Este tipo de actividades, no solo fueron una gran ayuda para conocer nuevas personas, sino que también me permitieron desarrollar habilidades que no tenía tan trabajadas, como la constancia del ejercicio, paciencia, coordinación, y trabajo de creatividad. Realmente no es hasta que uno se pone a reflexionar que llegas a valorar mucho las oportunidades y herramientas que la universidad me ha brindado dentro de su comunidad, por lo que debo admitir que vale mucho la pena participar y animarse a vivir esta experiencia.

En cuanto al tema de la pandemia, he de decir que como a muchos, fue algo que me llegó a afectar emocionalmente, el no saber que pasaría o el miedo que se propagaba en mi entorno no fue algo fácil de sobrellevar y mucho menos sin poder desahogarme como lo solía hacer, sin poder ver a mis amigos, miembros de mi familia, platicar de forma cercana con los profesores, etc. Pero me es importante decir, que a pesar de todas las adversidades que se dieron con la pandemia, el apoyo de los profesores de la IBERO y su preocupación por los alumnos siempre estuvo presente, el hecho de tener una pantalla de frente no dejó de ser un reto, pero era confortable saber que se preocupaban y ver como buscaban alternativas para seguir con las actividades desde casa sin perder el interés sobre lo que enseñaban.

Particularmente en el taller de defensa personal puedo recordar el uso de sillas de comedor como herramienta, los ánimos que el profesor emitía desde la llamada de la plataforma teams para continuar con las lagartijas, los pequeños descansos para tomar agua donde desaparecíamos de la pantalla o las pequeñas pláticas al final de la clase donde nos contábamos como íbamos.

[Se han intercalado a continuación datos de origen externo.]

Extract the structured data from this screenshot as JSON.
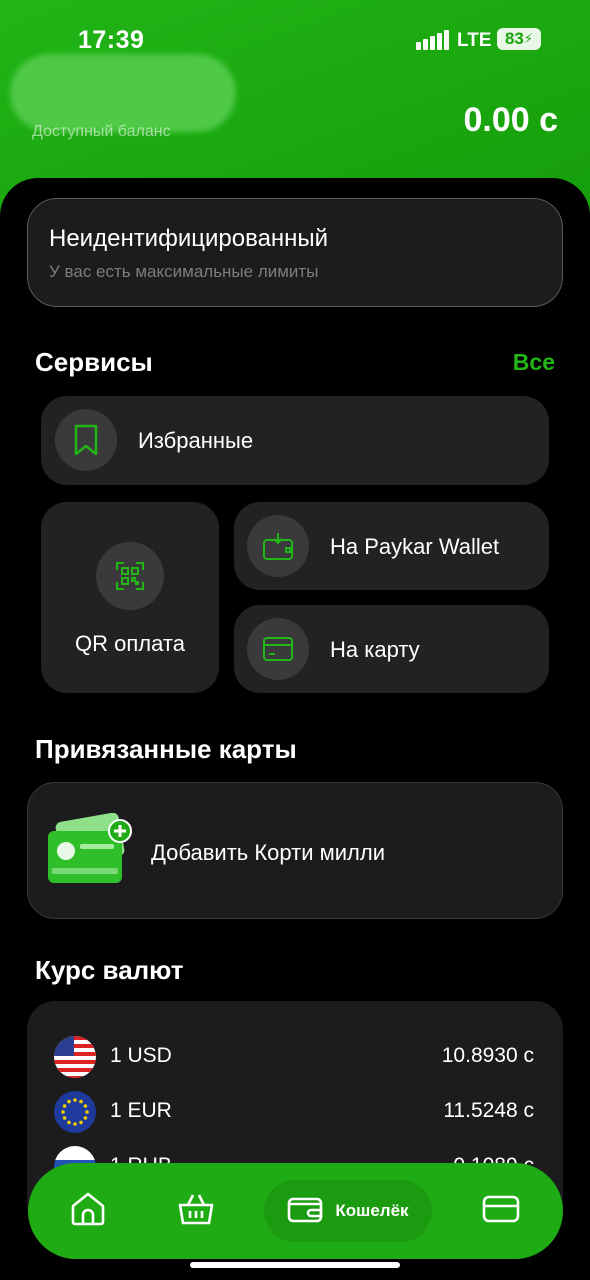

Ahora estamos regresando, poco a poco y con mucho cuidado, pero lo estamos haciendo, el volver a ver caras conocidas (ahora con cubrebocas), con las mismas ganas de disfrutar y vivir nuevas aventuras que la universidad nos ofrezca es, además de emocionante, alentador. La travesía de cada persona puede ser muy distinta, y el periodo universitario por si solo es un gran desafío, sin embargo, el atreverse a participar en ámbitos fuera de nuestra zona de confort es un gran apoyo para nuestra formación como estudiantes o individuos, es cuestión de mantenerse optimista para poder seguir gozando del gran aprendizaje que la aventura universitaria me permite vivir día con día.